I closed my eyes, ashamed of the serious mistake I’d just made,
accusing him of murder on an open phone line. “My big mouth,” I said. “I’m sorry, Henry.”

He chuckled. “I’m almos’ flattered you’d think my phone might be tapped, Billy. The Feds don’t give a damn about this ole man anymore. ’Specially when they got a budget tighter than my socks an’ terrorists to deal with. The killin’ of that rat Osama didn’t make things any easier for ’em. What I’m sayin’ is, no sooner I’d found out from a source on the ground that Venici an’ the other one had done for Paul, I sent a few of my guys to Chicago to … talk to ’em. By the time they got there, the I-ties already were occupyin’ the trunk of their sedan. My source informed me they’d been offed in a territorial dispute. Nothin’ to do with Paul. So my guys came home. And that was that.”

“Sounds like your source was wrong,” I said.

“Could be. Polvere is somethin’ I’m gonna have to look into.”

“Just look, right, Henry?”

“You think what? That I’m gonna send a hit squad out there?”

“Well, Henry, you did send—”

“That was then, Billy. I’m in full retirement now. The most I do is just look into things. Maybe make a few phone calls. Like that.

“Enlighten me more about this ex-cop. But lemme get this gizmo workin’ first.”

“Gizmo?”

“I got an iPad,” Henry said. “Birthday gift from my gran’daughter, Rasheeda. She said my newspapers were too messy. And I got this whatcha-call-it, this app lets me type up notes. Okay, I got it goin’. Give.”

As soon as I recovered from the news that Henry had joined the Steve Jobs generation, I told him everything I knew about Pat Patton.

“That his name, huh? Like Dick Tracy’s old partner?”

“Beats me,” I said. “But this Patton’s real first name is Edward or Eddie.”

“By any name, soun’s like a man needs takin’ down a peg. But I’m curious why he’s bullshittin’ you about Gio Polvere.”

“Maybe he’s not,” I said.

“Think about it, BilIy. The man’s smart. His story about Polvere is his plan B. He lays it out aforehand in case you say no to the blackmail.
He gets you scared of the boogeyman, you’ll pay up. An’ you won’t try to get ahead of the scandal by goin’ public yourself.”

“But suppose Polvere really did order Paul’s death.”

“All I’m sayin’, Billy, is if this Patton, who don’t soun’ like a virgin blackmailer, has been sittin’ on a secret about a major player for twenty-five years, it’s probably because of fear.
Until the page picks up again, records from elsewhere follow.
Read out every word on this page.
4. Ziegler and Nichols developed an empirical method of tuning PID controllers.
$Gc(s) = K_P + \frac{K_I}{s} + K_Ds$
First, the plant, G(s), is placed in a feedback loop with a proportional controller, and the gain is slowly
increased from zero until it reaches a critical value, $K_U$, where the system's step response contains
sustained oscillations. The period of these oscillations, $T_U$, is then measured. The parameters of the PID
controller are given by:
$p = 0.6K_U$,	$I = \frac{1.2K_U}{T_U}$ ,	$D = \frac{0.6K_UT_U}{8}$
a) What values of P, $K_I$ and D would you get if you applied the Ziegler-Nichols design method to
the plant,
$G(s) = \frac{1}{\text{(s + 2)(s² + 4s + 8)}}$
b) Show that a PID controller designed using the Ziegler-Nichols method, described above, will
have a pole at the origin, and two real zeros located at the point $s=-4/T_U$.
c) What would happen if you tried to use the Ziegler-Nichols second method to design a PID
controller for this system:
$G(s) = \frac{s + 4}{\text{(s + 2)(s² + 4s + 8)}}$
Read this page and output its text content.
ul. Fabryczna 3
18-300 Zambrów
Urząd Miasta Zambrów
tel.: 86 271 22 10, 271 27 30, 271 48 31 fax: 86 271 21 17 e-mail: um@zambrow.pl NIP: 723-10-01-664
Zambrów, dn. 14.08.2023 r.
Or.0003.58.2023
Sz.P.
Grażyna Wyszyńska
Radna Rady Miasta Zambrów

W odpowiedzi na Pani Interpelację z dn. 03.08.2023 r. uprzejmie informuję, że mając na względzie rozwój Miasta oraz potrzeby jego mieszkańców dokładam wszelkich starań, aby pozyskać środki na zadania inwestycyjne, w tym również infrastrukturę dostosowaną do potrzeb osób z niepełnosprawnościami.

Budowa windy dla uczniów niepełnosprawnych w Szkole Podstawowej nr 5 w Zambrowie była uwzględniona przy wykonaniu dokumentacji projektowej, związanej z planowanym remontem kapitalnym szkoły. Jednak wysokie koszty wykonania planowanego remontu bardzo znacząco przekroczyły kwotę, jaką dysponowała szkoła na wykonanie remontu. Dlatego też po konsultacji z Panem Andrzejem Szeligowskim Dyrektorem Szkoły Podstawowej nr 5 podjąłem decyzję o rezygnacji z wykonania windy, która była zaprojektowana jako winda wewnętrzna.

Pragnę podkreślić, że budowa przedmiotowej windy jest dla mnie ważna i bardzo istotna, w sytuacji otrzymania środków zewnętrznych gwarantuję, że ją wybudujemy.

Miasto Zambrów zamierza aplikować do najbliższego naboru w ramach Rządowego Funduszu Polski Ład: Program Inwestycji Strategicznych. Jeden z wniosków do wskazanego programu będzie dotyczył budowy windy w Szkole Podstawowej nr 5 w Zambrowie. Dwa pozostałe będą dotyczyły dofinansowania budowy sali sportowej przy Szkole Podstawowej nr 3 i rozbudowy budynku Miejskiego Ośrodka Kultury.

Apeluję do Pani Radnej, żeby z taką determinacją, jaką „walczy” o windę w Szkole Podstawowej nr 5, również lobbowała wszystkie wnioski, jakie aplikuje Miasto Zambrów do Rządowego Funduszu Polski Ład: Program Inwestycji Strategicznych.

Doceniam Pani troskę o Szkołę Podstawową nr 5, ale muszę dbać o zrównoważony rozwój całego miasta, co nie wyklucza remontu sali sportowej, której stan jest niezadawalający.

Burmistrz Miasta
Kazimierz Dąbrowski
Highly unlikely he’s gonna suddenly get the courage to go chat up a super-dangerous son of a bitch like he says Polvere is.”
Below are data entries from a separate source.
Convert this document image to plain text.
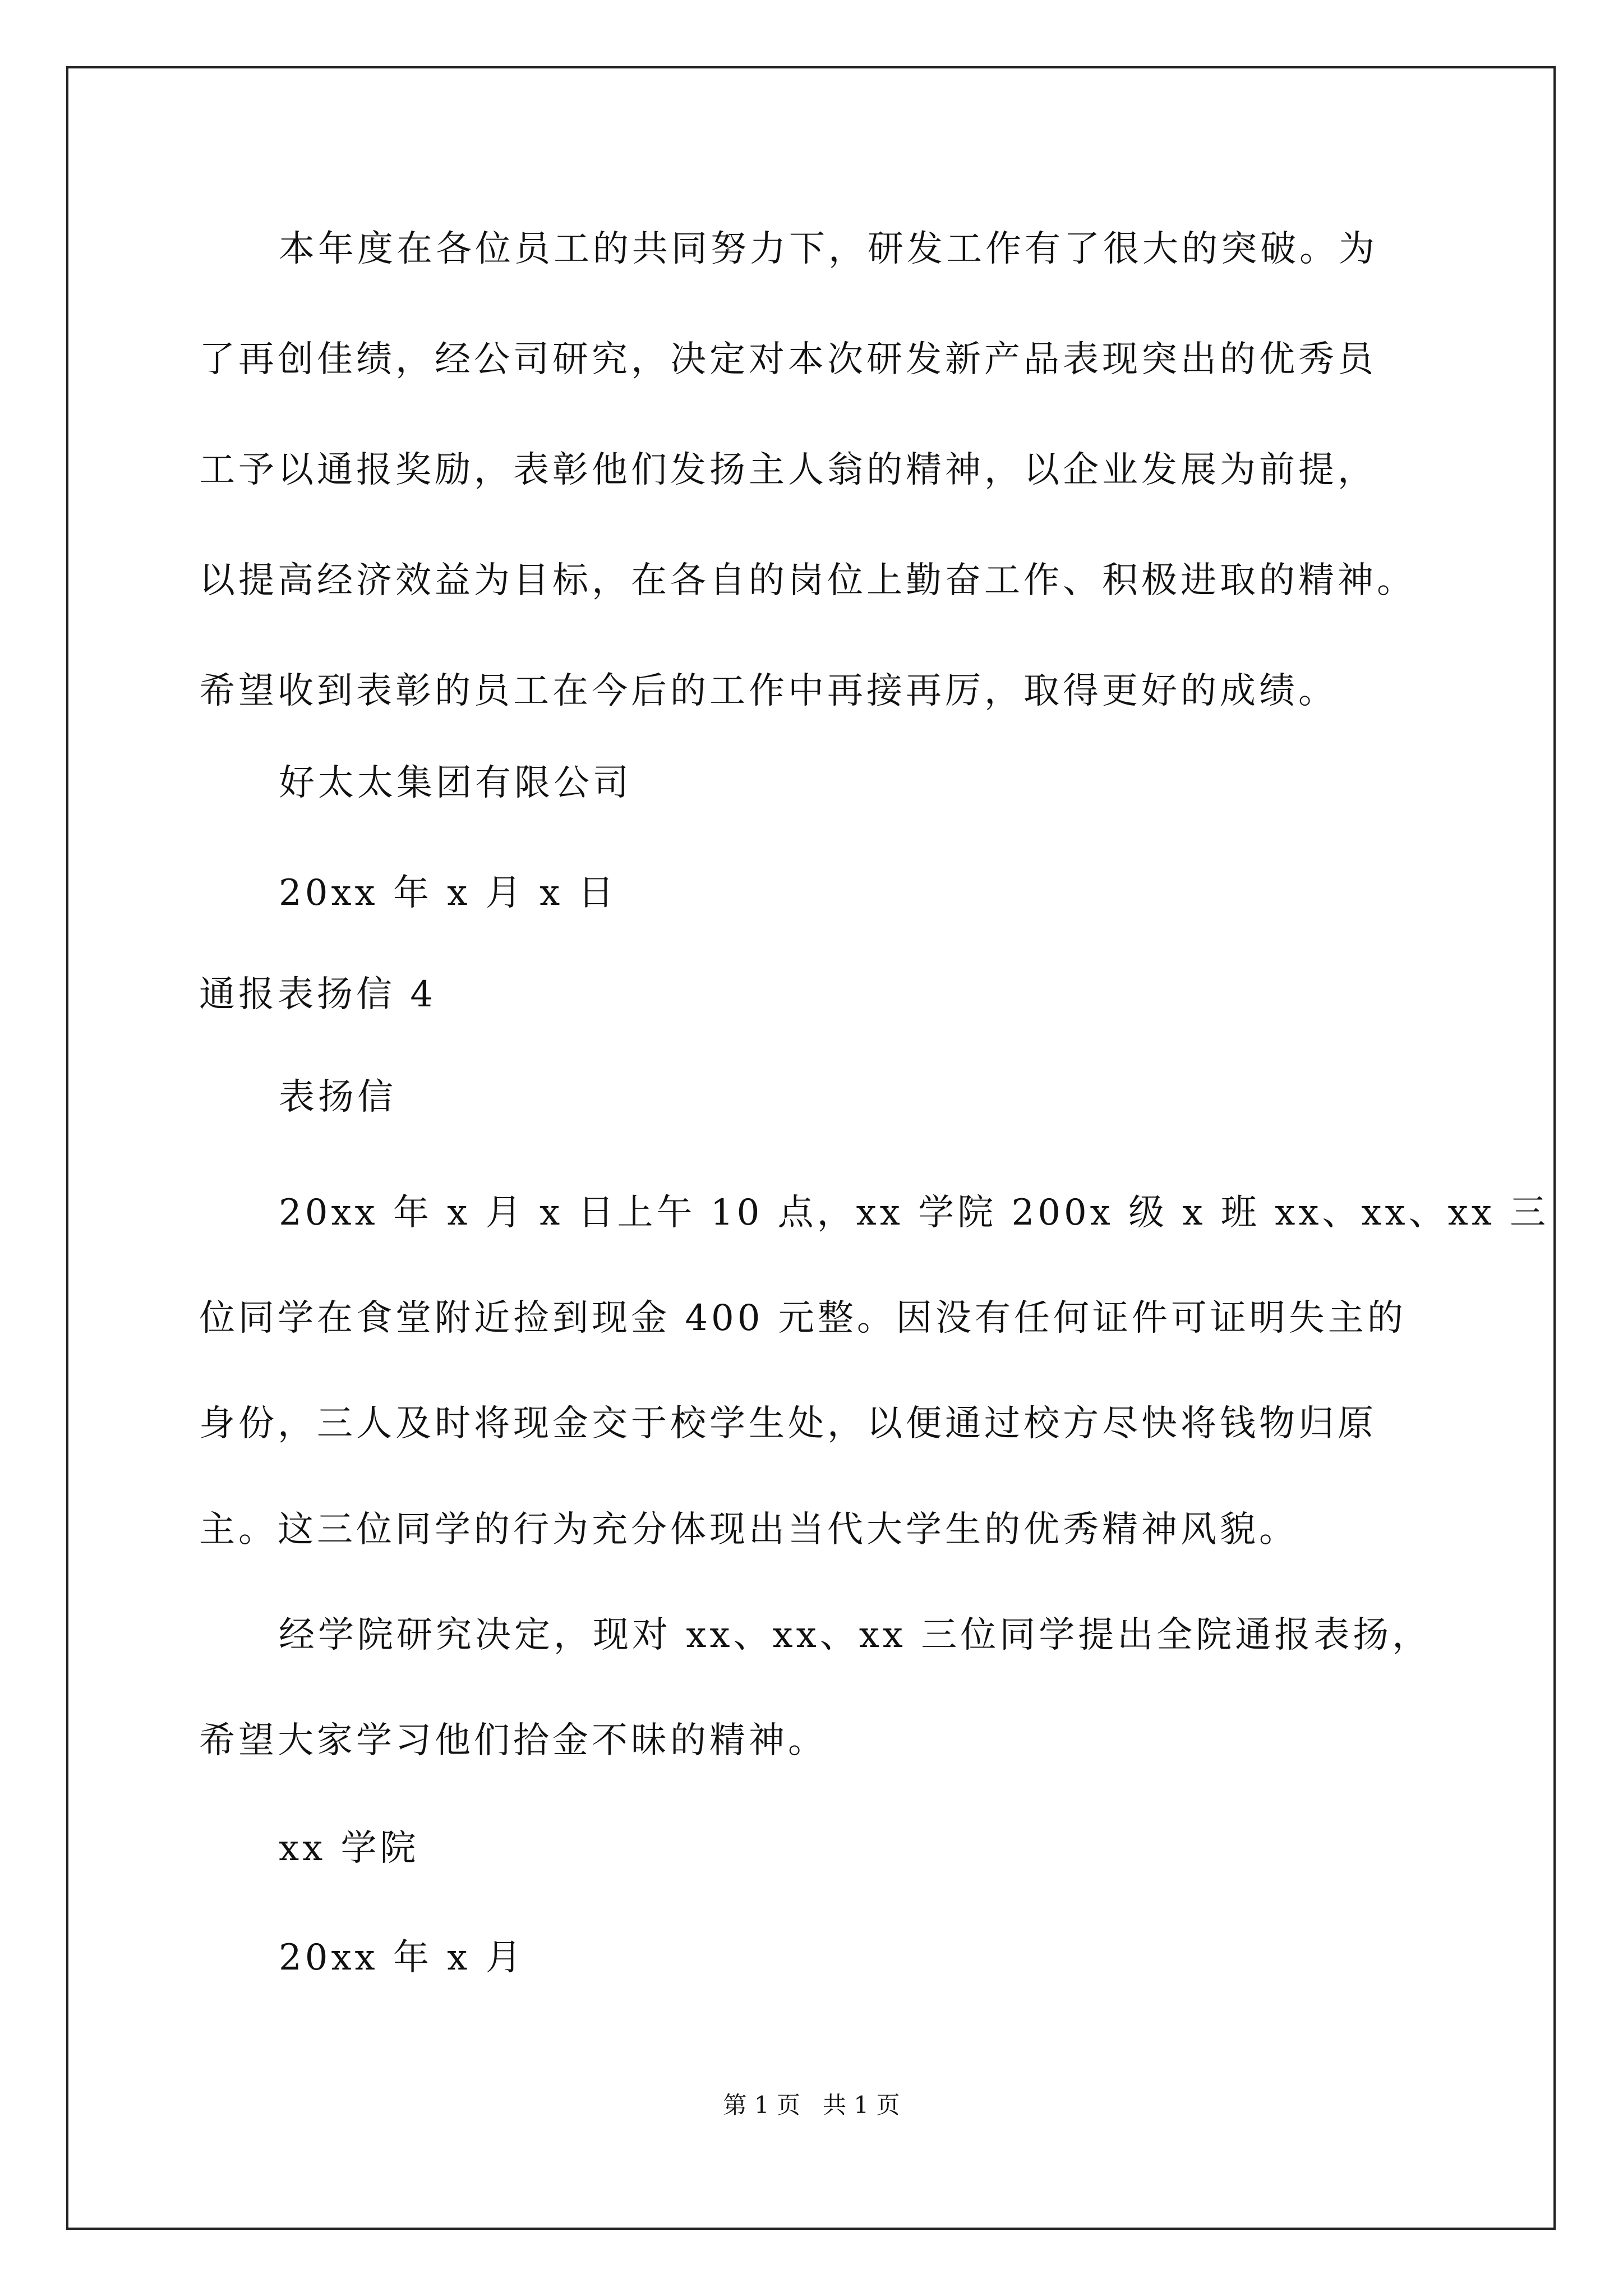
本年度在各位员工的共同努力下，研发工作有了很大的突破。为
了再创佳绩，经公司研究，决定对本次研发新产品表现突出的优秀员
工予以通报奖励，表彰他们发扬主人翁的精神，以企业发展为前提，
以提高经济效益为目标，在各自的岗位上勤奋工作、积极进取的精神。
希望收到表彰的员工在今后的工作中再接再厉，取得更好的成绩。
好太太集团有限公司
20xx 年 x 月 x 日
通报表扬信 4
表扬信
20xx 年 x 月 x 日上午 10 点，xx 学院 200x 级 x 班 xx、xx、xx 三
位同学在食堂附近捡到现金 400 元整。因没有任何证件可证明失主的
身份，三人及时将现金交于校学生处，以便通过校方尽快将钱物归原
主。这三位同学的行为充分体现出当代大学生的优秀精神风貌。
经学院研究决定，现对 xx、xx、xx 三位同学提出全院通报表扬，
希望大家学习他们拾金不昧的精神。
xx 学院
20xx 年 x 月
第 1 页   共 1 页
“Patton doesn’t strike me as having a rich imagination.”

“That’s what needs lookin’ into. He was on the job when Paul was murdered. He mighta found out somethin’. But like I said, he didn’t do nothin’ with it then, and I don’t see him doin’ anything with it now. Still, I’ll look into what he’s got.”

“Henry …”

“Nothin’ violent, Billy. I swear. Maybe I can get him to lower that fiddy-gran’ tag. We owe it to Paul to find out, right?”